School of Psychology, Plymouth University, Drake Circus, Plymouth, Devon, United Kingdom.

Published: July 2017

Predictions allow humans to manage uncertainties within social interactions. Here, we investigate how explicit and implicit person models-how different people behave in different situations-shape these predictions. In a novel action identification task, participants judged whether actors interacted with or withdrew from objects. In two experiments, we manipulated, unbeknownst to participants, the two actors action likelihoods across situations, such that one actor typically interacted with one object and withdrew from the other, while the other actor showed the opposite behaviour. In Experiment 2, participants additionally received explicit information about the two individuals that either matched or mismatched their actual behaviours. The data revealed direct but dissociable effects of both kinds of person information on action identification. Implicit action likelihoods affected response times, speeding up the identification of typical relative to atypical actions, irrespective of the explicit knowledge about the individual's behaviour.
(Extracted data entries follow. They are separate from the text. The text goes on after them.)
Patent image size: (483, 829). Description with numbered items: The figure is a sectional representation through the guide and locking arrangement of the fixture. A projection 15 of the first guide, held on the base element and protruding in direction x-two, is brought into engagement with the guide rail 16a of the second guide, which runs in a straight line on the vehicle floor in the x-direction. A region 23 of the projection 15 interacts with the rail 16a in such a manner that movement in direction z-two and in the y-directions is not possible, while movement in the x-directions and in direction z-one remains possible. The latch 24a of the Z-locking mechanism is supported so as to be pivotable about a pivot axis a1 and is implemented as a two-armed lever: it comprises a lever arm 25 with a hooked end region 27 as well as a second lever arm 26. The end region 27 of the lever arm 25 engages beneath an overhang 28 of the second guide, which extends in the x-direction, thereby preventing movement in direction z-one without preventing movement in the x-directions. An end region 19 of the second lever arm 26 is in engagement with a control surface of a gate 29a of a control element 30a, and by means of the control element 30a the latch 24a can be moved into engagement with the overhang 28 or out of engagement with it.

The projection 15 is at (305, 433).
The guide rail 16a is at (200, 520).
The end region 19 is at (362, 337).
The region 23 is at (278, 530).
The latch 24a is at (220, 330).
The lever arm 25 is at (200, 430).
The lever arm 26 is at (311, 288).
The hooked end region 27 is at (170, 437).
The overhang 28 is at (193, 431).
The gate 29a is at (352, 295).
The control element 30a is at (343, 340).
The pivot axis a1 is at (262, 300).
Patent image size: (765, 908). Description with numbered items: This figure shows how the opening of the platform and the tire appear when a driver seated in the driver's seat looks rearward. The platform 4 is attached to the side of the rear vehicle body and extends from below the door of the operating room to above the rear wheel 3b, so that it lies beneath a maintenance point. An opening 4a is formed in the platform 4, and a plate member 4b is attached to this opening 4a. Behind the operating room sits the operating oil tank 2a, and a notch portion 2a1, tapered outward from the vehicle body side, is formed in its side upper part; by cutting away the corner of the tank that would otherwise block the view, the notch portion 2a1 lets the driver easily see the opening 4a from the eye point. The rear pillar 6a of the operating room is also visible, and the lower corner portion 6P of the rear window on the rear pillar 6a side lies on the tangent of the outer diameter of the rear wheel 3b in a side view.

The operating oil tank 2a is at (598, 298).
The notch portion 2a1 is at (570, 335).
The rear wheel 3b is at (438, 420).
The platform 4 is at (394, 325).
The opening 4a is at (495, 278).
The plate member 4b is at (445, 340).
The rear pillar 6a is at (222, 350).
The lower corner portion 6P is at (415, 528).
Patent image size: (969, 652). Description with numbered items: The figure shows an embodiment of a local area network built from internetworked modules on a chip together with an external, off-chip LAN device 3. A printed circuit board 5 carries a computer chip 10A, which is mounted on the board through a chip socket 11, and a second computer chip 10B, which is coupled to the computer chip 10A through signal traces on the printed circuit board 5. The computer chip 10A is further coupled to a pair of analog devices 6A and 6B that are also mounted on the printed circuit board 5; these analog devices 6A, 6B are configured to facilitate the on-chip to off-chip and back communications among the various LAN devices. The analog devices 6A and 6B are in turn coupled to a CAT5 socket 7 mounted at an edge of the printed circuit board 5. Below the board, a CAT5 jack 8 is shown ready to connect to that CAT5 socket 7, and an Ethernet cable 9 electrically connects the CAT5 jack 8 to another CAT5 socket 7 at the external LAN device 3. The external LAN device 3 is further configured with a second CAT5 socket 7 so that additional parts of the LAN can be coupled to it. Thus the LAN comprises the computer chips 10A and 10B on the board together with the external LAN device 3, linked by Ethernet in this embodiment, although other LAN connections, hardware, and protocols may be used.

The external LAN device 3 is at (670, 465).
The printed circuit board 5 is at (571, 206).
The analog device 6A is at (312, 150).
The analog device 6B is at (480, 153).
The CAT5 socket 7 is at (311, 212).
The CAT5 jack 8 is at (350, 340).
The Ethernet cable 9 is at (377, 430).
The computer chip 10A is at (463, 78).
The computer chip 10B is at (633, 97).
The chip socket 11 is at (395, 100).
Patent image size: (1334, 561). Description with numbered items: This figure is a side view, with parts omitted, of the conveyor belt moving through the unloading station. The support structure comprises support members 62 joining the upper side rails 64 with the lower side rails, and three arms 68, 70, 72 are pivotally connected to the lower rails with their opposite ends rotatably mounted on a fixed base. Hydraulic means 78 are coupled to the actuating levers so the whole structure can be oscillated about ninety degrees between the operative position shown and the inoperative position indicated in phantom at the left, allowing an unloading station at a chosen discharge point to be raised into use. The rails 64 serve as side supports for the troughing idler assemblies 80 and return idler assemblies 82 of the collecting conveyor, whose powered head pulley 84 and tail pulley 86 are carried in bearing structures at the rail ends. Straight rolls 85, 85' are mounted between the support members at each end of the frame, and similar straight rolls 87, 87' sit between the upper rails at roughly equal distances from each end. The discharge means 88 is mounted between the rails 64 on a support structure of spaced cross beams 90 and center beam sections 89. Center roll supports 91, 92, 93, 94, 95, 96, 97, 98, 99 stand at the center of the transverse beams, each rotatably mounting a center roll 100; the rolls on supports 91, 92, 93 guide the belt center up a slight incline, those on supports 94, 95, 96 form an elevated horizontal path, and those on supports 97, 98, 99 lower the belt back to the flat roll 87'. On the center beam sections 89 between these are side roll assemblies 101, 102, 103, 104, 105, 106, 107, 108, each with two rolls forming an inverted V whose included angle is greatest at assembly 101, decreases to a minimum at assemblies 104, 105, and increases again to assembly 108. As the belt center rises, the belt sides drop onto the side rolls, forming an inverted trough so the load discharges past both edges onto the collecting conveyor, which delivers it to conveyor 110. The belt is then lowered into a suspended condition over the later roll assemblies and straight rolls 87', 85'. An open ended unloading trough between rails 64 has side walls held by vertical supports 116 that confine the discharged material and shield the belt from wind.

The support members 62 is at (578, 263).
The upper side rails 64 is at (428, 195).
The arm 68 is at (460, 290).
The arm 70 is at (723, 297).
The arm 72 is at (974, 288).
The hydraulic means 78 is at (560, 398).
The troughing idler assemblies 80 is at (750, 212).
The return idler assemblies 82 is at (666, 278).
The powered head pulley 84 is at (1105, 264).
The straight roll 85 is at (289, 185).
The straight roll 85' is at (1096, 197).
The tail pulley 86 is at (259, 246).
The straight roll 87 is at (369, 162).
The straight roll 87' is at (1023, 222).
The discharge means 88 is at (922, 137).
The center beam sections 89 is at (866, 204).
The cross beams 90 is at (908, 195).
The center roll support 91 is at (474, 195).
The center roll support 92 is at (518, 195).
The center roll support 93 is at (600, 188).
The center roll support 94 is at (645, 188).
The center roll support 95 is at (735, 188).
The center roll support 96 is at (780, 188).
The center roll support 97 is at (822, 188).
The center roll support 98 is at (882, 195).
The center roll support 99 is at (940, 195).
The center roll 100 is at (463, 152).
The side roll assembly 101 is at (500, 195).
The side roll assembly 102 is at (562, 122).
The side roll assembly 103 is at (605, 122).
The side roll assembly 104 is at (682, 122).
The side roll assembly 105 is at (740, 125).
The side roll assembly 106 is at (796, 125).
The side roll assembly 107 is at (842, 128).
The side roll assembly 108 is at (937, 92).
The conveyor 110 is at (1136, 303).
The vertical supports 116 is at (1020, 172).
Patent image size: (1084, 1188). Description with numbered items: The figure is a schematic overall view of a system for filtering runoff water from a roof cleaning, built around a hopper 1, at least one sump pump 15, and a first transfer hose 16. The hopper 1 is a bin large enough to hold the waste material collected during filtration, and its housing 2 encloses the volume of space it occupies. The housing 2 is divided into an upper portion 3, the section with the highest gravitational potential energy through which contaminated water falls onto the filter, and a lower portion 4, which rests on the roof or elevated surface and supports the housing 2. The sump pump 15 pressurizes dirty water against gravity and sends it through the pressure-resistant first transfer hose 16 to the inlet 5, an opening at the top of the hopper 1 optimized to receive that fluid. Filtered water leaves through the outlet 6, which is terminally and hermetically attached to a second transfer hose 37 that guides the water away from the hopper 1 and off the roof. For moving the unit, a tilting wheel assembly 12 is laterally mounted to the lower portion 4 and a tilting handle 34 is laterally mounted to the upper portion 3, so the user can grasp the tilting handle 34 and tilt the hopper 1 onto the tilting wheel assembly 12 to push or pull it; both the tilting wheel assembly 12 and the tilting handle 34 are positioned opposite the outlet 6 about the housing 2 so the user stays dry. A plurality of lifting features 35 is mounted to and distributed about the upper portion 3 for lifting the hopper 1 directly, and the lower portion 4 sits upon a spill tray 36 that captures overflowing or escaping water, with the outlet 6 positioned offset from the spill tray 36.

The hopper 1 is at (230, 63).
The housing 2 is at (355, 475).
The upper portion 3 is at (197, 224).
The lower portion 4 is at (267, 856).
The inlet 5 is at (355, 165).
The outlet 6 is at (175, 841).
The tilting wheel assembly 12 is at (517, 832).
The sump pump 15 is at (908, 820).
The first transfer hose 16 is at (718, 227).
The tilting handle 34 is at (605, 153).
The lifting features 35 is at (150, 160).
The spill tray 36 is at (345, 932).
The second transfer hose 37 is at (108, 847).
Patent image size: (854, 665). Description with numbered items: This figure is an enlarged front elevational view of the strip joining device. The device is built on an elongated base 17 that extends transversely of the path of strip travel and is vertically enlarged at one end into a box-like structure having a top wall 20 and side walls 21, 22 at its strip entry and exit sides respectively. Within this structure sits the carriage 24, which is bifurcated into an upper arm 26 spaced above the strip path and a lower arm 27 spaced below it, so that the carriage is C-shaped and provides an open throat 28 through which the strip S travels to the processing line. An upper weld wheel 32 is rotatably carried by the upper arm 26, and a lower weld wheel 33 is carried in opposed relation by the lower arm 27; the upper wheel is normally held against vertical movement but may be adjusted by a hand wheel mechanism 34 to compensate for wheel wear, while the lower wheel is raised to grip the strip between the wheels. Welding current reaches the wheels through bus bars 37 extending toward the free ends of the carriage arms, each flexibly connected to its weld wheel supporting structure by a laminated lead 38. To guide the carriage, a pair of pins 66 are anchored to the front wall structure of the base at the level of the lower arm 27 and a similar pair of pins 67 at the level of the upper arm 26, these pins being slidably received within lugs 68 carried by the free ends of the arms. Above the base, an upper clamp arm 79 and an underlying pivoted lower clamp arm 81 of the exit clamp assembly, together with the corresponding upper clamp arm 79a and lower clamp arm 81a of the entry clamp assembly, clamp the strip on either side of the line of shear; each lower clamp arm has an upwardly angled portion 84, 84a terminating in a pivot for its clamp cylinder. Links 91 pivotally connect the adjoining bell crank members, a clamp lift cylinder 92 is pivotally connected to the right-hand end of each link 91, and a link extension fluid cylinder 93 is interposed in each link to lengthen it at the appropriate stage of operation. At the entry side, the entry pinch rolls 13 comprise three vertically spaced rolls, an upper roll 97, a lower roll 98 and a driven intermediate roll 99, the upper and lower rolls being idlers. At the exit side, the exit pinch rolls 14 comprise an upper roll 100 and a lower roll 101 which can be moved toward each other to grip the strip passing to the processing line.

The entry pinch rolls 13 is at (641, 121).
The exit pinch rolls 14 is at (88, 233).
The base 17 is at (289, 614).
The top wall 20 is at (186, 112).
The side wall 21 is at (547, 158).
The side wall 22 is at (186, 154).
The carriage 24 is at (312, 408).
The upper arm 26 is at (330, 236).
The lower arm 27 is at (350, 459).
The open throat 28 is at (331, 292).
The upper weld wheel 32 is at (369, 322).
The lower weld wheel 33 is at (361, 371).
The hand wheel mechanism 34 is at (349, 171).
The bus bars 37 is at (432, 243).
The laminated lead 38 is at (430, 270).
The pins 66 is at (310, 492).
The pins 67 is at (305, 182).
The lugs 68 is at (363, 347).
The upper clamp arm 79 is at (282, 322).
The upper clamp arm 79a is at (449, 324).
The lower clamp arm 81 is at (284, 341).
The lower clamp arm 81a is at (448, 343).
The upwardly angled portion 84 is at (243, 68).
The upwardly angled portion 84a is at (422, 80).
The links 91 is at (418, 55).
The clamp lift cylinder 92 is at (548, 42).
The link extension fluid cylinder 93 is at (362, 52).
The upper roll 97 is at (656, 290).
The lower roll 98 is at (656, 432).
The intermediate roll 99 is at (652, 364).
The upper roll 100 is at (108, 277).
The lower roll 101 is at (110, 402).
Explicit person knowledge, in contrast, affected error rates, causing participants to respond according to expectations instead of observed behaviour, even when they were aware that the explicit information might not be valid. Together, the data show that internal models of others' behaviour are routinely re-activated during action observation. They provide first evidence of a person-specific social anticipation system, which predicts forthcoming actions from both explicit information and an individuals' prior behaviour in a situation. These data link action observation to recent models of predictive coding in the non-social domain where similar dissociations between implicit effects on stimulus identification and explicit behavioural wagers have been reported.